Pour le ROCL, cette justification ne tient pas la route. « On ne comprend pas que l’Agence ne puisse assumer la pérennité d’un outil de qualité qui fait la fierté régionale. Des régions comme Lanaudière, Bas Saint-Laurent et Chaudière-Appalaches sont en train de négocier leurs propres cadres en s’inspirant notamment du modèle des Laurentides! En fait, l’Agence des Laurentides a le pouvoir et la latitude de protéger les principes convenus dans ce cadre, mais elle choisit plutôt de larguer les organismes. Nous nous demandons vraiment de quelle éthique parle monsieur Poitras pour justifier ce refus» se questionne Sophie Gilbert, porte-parole du regroupement, toujours en colère face aux explications boiteuses de l’Agence.

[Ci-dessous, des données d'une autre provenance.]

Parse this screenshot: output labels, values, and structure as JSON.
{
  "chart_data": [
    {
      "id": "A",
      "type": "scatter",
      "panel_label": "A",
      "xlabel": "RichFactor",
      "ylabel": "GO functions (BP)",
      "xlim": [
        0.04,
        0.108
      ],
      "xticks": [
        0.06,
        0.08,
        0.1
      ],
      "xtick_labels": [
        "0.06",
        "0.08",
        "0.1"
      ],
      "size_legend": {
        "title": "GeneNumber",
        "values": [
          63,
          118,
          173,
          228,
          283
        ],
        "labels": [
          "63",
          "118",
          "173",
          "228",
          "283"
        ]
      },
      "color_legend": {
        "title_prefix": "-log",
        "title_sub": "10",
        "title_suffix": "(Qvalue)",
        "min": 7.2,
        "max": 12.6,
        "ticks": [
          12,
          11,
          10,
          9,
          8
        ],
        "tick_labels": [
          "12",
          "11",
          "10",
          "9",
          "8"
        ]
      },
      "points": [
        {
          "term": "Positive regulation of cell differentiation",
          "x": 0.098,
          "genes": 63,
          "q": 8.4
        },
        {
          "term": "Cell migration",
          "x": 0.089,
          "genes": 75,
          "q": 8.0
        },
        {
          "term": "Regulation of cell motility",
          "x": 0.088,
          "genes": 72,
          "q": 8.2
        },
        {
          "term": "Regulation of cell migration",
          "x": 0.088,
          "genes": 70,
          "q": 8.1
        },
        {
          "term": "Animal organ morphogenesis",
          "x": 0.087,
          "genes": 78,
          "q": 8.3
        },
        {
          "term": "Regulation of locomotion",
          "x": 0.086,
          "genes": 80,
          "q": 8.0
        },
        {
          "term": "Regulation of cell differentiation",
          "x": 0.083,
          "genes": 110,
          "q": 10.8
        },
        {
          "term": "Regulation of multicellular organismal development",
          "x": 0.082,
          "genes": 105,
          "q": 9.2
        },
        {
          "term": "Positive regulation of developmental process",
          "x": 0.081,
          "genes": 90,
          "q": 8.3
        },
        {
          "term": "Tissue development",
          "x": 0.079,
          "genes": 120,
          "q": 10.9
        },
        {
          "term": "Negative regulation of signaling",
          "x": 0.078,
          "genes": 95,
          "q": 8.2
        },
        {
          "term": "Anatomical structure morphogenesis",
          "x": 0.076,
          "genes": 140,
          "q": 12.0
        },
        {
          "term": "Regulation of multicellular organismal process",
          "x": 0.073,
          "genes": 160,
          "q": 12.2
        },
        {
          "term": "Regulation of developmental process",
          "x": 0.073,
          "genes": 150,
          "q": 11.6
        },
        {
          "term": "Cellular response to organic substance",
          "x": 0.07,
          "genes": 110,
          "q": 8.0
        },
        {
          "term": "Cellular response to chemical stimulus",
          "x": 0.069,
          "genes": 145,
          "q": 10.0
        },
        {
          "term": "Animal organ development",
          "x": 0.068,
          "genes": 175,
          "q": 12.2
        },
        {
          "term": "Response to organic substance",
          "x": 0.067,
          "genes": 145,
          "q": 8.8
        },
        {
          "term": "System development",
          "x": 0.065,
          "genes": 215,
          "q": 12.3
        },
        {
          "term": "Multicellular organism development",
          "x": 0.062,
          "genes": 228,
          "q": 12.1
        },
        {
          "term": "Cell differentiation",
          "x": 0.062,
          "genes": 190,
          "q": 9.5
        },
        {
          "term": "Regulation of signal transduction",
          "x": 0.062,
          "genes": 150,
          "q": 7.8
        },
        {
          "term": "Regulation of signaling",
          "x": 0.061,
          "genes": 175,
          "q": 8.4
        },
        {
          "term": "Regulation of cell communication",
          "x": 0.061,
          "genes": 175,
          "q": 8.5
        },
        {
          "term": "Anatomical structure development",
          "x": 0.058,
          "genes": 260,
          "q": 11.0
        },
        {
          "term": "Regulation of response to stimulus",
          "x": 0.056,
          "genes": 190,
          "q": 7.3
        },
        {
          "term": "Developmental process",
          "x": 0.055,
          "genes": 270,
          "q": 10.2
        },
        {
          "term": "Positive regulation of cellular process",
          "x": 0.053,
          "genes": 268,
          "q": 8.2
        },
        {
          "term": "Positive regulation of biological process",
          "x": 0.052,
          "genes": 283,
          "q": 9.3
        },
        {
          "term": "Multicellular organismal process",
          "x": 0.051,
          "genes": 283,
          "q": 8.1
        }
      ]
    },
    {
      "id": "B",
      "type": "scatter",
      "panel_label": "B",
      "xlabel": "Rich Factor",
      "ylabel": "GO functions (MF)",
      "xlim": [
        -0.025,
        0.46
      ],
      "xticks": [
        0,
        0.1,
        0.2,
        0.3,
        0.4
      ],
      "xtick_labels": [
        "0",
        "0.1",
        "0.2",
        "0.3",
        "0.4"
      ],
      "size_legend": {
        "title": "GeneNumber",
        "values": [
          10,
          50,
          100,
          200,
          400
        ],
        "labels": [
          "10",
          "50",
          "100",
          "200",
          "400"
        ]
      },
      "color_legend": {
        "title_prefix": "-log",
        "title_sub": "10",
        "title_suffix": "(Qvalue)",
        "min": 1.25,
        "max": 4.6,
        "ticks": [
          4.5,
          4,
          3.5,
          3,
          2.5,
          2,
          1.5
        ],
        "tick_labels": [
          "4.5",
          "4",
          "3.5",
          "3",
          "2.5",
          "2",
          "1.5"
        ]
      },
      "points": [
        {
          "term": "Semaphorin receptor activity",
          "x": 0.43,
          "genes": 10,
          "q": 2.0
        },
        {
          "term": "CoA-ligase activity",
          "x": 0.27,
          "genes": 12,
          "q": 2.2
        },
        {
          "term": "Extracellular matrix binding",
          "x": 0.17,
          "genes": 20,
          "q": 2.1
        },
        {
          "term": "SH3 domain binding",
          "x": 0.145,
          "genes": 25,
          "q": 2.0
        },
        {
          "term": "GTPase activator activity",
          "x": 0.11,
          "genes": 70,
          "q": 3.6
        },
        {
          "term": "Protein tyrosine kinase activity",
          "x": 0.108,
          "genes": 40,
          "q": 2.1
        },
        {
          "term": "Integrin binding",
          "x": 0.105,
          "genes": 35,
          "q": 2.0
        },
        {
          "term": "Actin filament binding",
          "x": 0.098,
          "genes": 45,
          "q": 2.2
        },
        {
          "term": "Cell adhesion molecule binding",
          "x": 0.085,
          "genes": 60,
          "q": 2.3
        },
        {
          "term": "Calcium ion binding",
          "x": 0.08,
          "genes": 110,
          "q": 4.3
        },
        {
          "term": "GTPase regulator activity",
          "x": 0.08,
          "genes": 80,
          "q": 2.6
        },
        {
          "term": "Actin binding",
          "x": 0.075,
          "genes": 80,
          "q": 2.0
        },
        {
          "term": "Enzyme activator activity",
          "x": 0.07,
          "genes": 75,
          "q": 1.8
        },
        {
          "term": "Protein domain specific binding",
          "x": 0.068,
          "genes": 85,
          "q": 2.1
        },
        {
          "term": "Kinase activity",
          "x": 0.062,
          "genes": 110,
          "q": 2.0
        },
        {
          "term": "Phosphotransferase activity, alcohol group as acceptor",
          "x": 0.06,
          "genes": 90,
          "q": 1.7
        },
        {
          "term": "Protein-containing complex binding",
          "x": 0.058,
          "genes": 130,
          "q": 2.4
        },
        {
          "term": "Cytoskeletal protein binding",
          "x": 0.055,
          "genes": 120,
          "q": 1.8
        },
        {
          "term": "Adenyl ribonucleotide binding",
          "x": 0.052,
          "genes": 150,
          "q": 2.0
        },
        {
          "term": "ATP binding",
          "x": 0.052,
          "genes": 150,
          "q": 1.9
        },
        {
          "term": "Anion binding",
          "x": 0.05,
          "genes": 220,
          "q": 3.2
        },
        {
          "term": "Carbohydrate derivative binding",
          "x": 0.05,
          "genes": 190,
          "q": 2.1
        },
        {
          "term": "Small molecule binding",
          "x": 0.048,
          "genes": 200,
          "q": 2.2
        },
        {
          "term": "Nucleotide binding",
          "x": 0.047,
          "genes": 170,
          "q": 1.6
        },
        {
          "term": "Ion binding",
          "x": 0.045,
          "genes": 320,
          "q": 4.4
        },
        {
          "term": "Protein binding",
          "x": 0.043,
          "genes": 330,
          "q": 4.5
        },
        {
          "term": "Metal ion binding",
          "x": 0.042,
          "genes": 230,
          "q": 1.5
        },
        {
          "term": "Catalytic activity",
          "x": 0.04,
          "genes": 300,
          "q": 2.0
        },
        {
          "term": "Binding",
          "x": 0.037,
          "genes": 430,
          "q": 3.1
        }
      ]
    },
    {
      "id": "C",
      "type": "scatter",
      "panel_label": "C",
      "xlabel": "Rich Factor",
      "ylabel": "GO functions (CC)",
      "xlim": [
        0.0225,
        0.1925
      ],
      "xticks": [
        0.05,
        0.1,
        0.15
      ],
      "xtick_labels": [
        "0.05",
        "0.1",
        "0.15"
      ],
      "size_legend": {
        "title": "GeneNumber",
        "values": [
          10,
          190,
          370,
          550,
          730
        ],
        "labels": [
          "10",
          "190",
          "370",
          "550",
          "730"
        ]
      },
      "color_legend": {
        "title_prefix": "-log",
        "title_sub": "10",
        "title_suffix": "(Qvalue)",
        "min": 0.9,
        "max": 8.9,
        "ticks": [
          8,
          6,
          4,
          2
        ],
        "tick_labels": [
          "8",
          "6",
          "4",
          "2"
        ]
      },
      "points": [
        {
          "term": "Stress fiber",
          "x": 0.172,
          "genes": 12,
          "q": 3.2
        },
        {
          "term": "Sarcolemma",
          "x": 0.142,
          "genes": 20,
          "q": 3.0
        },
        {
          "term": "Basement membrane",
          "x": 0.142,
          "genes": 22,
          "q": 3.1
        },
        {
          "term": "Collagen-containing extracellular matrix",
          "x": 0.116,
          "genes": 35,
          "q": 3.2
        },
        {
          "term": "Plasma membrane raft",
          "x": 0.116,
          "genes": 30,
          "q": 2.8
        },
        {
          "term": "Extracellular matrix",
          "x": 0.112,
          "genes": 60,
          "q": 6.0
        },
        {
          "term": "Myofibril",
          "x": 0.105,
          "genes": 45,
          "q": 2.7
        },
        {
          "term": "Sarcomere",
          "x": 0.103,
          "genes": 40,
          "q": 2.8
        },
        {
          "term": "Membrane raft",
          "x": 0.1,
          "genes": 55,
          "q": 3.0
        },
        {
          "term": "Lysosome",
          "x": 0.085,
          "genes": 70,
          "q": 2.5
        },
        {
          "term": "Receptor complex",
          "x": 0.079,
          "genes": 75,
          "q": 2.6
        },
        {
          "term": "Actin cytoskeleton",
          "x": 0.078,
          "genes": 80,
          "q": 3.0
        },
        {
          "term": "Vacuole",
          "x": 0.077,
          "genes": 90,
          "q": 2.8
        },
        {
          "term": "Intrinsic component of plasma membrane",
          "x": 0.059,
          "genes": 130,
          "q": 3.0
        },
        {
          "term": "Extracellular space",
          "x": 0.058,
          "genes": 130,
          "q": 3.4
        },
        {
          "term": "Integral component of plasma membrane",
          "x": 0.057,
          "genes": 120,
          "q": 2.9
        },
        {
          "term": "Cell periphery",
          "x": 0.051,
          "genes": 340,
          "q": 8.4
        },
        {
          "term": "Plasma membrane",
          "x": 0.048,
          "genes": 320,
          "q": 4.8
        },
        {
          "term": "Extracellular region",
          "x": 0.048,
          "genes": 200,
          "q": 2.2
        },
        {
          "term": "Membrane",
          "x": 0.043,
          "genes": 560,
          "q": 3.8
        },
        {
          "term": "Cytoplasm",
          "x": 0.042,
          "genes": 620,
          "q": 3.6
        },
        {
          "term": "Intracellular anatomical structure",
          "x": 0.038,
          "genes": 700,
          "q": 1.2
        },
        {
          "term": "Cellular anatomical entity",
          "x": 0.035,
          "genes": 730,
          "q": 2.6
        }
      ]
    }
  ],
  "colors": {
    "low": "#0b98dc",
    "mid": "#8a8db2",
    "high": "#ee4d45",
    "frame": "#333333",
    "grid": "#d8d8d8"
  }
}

Une entente historique et respectueuse

Le cadre de financement des organismes communautaires existe depuis 1998, adopté par la Régie régionale de l’époque après 5 ans de négociations avec les organismes communautaires. Il assure une collaboration et une distribution équitable des budgets. « C’est plus qu’un outil administratif, le cadre garantit le respect de balises consensuelles. Comment serons gérés les 25 M$ de financement aux organismes sans cet outil ? Le saborder ouvre grand la porte à l’arbitraire et aux jeux de coulisses. Le maintenir est une question de saine gestion des fonds publics. » conclut Sophie Gilbert.